I saw on-line that we could get free passes to the Getty Villa, J. Paul Getty’s Malibu estate overlooking the Pacific.
Figuring we might as well see what all the fuss was about, we ventured over there this afternoon. The first disappointment was upon arrival, when this arrogant parking lot attendant, who had seen us park up the hill on the street, told us that we had to park in the Getty garage for $15.00 or else we couldn’t get in. So much for the free admission. Having driven 30 minutes to get there, we decided to go for it.
Once inside, we strolled around the grounds. The interior consisted of two floors filled with art, Getty’s collection of busts, statues, glassware, pottery, and a few paintings.

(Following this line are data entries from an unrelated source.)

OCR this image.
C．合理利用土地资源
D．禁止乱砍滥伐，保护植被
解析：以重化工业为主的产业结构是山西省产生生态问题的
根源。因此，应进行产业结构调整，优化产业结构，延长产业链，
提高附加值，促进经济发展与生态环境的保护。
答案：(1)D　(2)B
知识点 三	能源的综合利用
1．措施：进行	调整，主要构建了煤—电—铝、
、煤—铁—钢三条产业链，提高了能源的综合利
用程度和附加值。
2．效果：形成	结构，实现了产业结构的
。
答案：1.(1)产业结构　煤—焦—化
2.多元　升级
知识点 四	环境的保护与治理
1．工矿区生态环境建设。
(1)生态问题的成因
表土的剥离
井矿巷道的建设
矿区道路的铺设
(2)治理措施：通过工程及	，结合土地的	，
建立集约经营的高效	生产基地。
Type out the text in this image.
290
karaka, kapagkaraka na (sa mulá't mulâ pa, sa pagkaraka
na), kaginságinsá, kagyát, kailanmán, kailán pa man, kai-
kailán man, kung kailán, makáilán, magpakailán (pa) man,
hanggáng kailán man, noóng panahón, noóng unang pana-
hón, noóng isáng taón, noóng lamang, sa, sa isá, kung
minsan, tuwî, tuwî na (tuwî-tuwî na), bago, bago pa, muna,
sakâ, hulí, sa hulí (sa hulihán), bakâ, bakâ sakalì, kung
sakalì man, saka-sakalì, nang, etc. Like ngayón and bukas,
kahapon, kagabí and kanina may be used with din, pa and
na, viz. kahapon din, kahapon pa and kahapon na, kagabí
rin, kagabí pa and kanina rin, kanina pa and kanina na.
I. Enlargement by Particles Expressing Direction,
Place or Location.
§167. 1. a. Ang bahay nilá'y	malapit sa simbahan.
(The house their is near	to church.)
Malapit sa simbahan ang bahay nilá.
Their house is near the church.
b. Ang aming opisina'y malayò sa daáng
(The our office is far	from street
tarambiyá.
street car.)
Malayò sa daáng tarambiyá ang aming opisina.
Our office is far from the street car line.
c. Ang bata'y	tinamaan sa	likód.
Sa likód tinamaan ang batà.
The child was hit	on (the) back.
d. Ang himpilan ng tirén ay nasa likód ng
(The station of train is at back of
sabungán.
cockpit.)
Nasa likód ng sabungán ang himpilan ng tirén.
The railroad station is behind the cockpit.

Next we visited the very beautiful east garden one of the most peaceful spaces at the Villa. It is shaded by sycamore and laurel trees and animated by splashing water from two sculptural fountains. Theatrical masks adorn the mosaic-and-shell fountain on the east wall, while sculpted bronze civet heads spout playful streams from the fountain at the center of the space.
From the upstairs verandas we had a lovely view of two reflecting pools. long and rectangular, adorned with statues and bright blue water. A glimpse of the ocean was down below as well, certainly the ideal place for a billionaire to survey his kingdom.
Having been to the Ringling Museum recently, or even the Breakers in Newport, R.I., I was a bit underwhelmed by the whole thing. Don’t get me wrong, it’s a beautiful place, but I had been told that it was one of the premier tourist attractions in southern California, and I thought the Hancock Library was much more intriguing.
But we wandered on through, of course ending up in the gift shop, where I refused to be gouged for 1.50 a post card or any other upscale trinkets.
And that, gentle readers, was about it. We were only there for about an hour and fifteen minutes. Should you decide to go, be advised: they are watching the street and will hassle you if you park there and try to walk in.